Country folk are feeling “under siege” as rural crime continues to soar in Lancashire, says a new report out today.
The cost of livestock rustling and equipment theft in the county was more than £1.6m last year, according to figures from insurance firm NFU Mutual.
The bill was almost six per cent up on 2017, with Lancashire the seventh worst-affected county in the UK for countryside offences.
The total cost nationally topped £50m during 2018, the highest for seven years. And it is having a huge impact on rural communities.
“One of the most alarming findings in their year’s report is that fear of crime is changing life in the countryside,” said Jo Oliver, the company’s senior agent in Preston.
“From constant reports of thefts and suspicious vehicles touring the countryside, and rural criminals regularly staking out farms, country people feel they are under siege.”
The report says that rural crime across the UK in 2018 rose 12 per cent on the previous year, despite widespread initiatives to clamp down on offenders and protect property.
The sharp rise, says NFU Mutual, is being driven by high value thefts of tractors, quad bikes and other farm vehicles. The value of equipment stolen has risen by more than a quarter (26 per cent) to £7.4m.
In the North West, the most commonly targeted items over the past 12 months were tools, all terrain vehicles (ATVs/quads) and machinery.
Lancashire’s rural crime cost £1,638,000 in 2018 - a 5.9 per cent increase on the previous year.
“Limited police resources and repeat attacks are the biggest fears for people in rural communities, with many forced to change the way they live and work as a result of rural crime,” explained Jo Oliver.
“We work closely with our rural policing teams in Lancashire to help prevent crime and the fear of crime and have regular meetings to identify any hotspots.
“Repeat attacks are causing widespread anxiety and exacerbating the problems of rural isolation amongst farmers who often work alone all day. Some farmers are so concerned about the risk of criminal attack they can no longer leave the farm with their family to attend local agricultural shows.
“Farmers are combining modern technology with physical fortifications to try and keep one step ahead of the thieves. Together with digging ditches and putting up earth banks to prevent criminals getting on to farm land, we’re seeing electronic devices like infra-red beams which send alerts to mobile phones and geo-fencing, which triggers an alarm if tractors go beyond farm boundaries.
“These technologies are proving to be effective weapons in the fight against rural crime. This is increasingly important because today’s determined thieves come armed with battery-powered angle grinders which can cut through chains and padlocks in seconds to access farm buildings and tool sheds.
“The threat of becoming a victim of rural crime, and regular reports of suspicious characters watching farms, is causing high levels of anxiety amongst farmers who know their rural location makes them vulnerable to attacks.
“Our advice to people living and working in the countryside is to regularly evaluate your current security measures making improvements where necessary, remain vigilant and report any suspicious activity to the local police and local farm watch schemes.

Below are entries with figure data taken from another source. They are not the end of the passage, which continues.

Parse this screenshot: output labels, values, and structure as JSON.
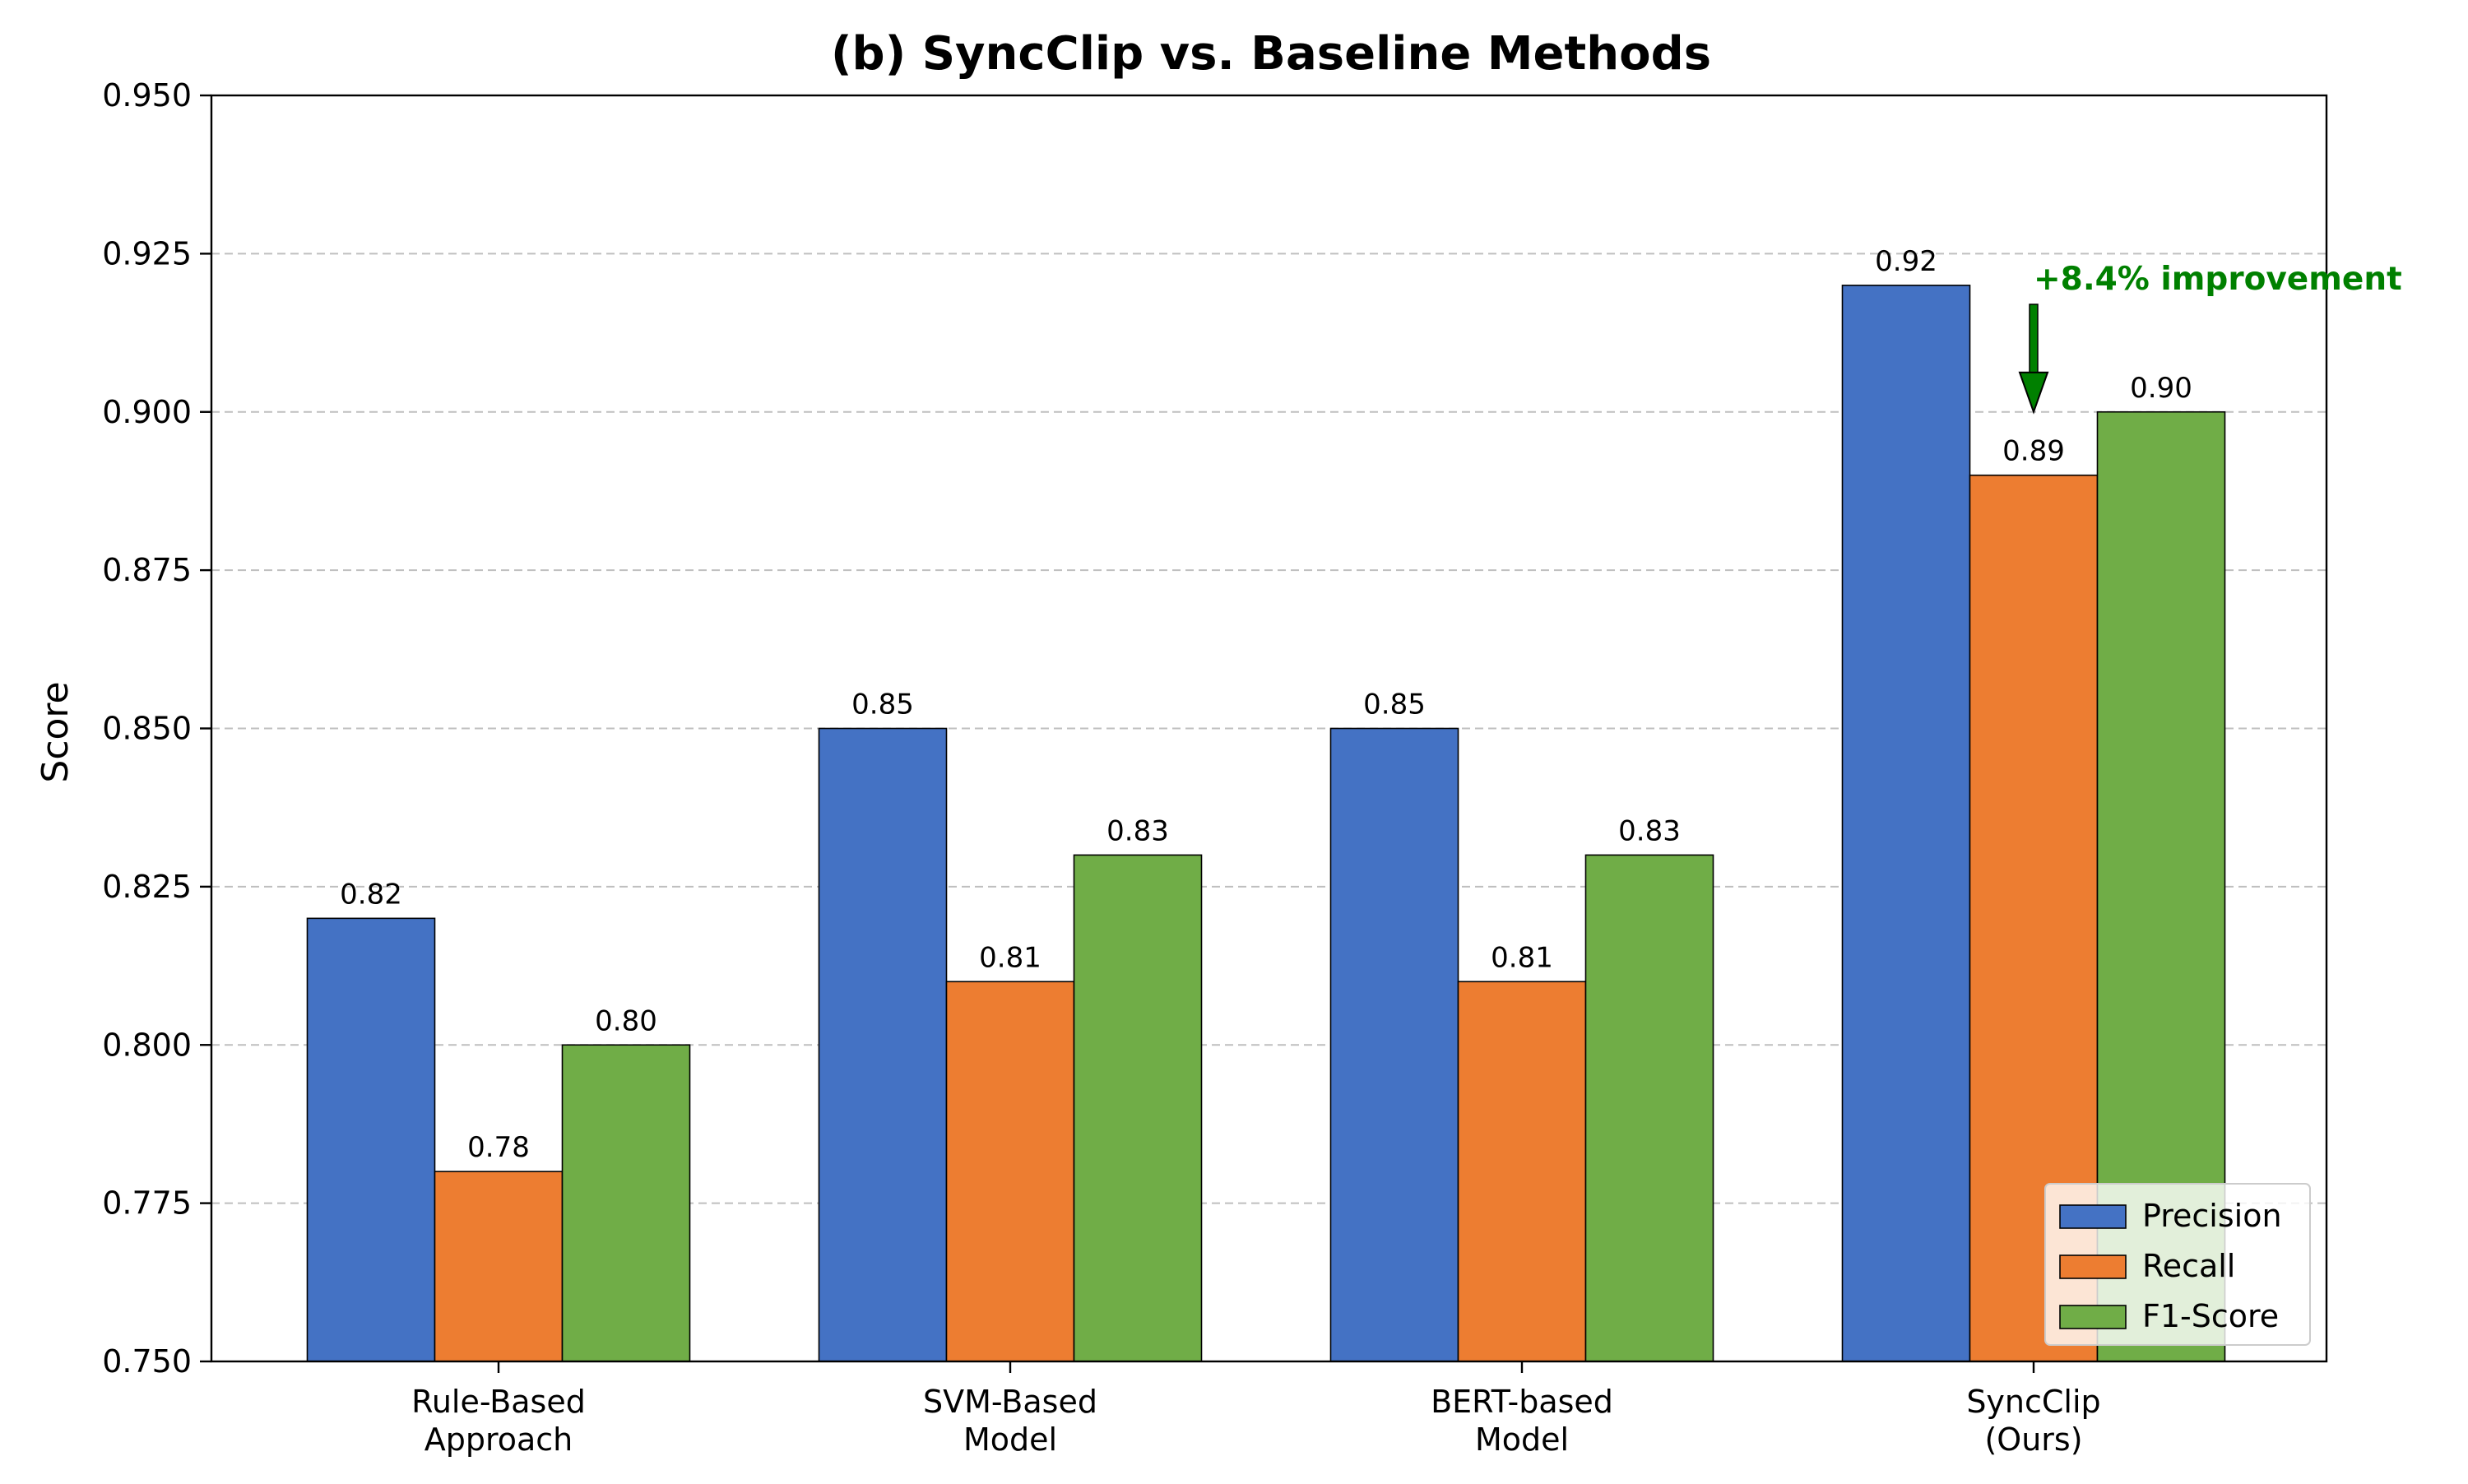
{
  "chart_data": {
    "type": "bar",
    "title": "(b) SyncClip vs. Baseline Methods",
    "xlabel": "",
    "ylabel": "Score",
    "ylim": [
      0.75,
      0.95
    ],
    "yticks": [
      "0.750",
      "0.775",
      "0.800",
      "0.825",
      "0.850",
      "0.875",
      "0.900",
      "0.925",
      "0.950"
    ],
    "ytick_values": [
      0.75,
      0.775,
      0.8,
      0.825,
      0.85,
      0.875,
      0.9,
      0.925,
      0.95
    ],
    "grid": "y-dashed",
    "legend_position": "bottom-right",
    "categories": [
      [
        "Rule-Based",
        "Approach"
      ],
      [
        "SVM-Based",
        "Model"
      ],
      [
        "BERT-based",
        "Model"
      ],
      [
        "SyncClip",
        "(Ours)"
      ]
    ],
    "series": [
      {
        "name": "Precision",
        "color": "#4472C4",
        "values": [
          0.82,
          0.85,
          0.85,
          0.92
        ],
        "labels": [
          "0.82",
          "0.85",
          "0.85",
          "0.92"
        ]
      },
      {
        "name": "Recall",
        "color": "#ED7D31",
        "values": [
          0.78,
          0.81,
          0.81,
          0.89
        ],
        "labels": [
          "0.78",
          "0.81",
          "0.81",
          "0.89"
        ]
      },
      {
        "name": "F1-Score",
        "color": "#70AD47",
        "values": [
          0.8,
          0.83,
          0.83,
          0.9
        ],
        "labels": [
          "0.80",
          "0.83",
          "0.83",
          "0.90"
        ]
      }
    ],
    "annotation": {
      "text": "+8.4% improvement",
      "color": "#008000",
      "category_index": 3,
      "series_index": 1,
      "arrow_from_y": 0.917,
      "arrow_to_y": 0.9
    }
  }
}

“The good news is that security technology is developing fast and we’re already clearly seeing that thieves avoid tractors fitted with good security kit and sheep that have been marked with microdots.
“Innovative use of social media to report criminal activity is also working well in some areas - and reducing isolation. There’s no doubt that when police, farmers and other rural organisations tackle rural crime in an organised way they get results.”
One farmer, Barbara Davis from Longridge, says her family have taken tough measures, including a full CCTV system, to try and keep property and livestock safe.
“Once upon a time we didn’t have to do this, but things have changed,” she said.
Rural groups work with police teams to increase security in the countryside.
Supt Julian Platt, rural operational lead for Lancashire Constabulary, said: “We recognise the challenges in rural communities that these statistics highlight.
“We are committed to protecting our rural communities and will continue to work to reduce this trend. The Constabulary sees strong partnerships, together with focused police activity, as the key to impacting on rural crime.
“We would ask the public to support this approach and keep talking to us.”
Clive Grunshaw, Lancashire’s Police and Crime Commissioner said: “Protecting our rural communities is as much a priority for me as policing our more urban towns and cities and Lancashire Constabulary’s dedicated rural policing team works around the clock to keep people safe.
“Here in Lancashire we have lost over 750 officers since 2010 after almost 10 years of Government budget cuts required us to save £84m with over £18m still to find by 2023.
“However, I continue to support this work through investment in specialised rural crime vehicles, smart water vehicle marking kits and infrared scopes.
“Rural crime has a financial cost but importantly a huge personal impact. Lancashire Victim Services is reaching more victims of crime than ever before and support is available for all victims of crime to help them to move forward.”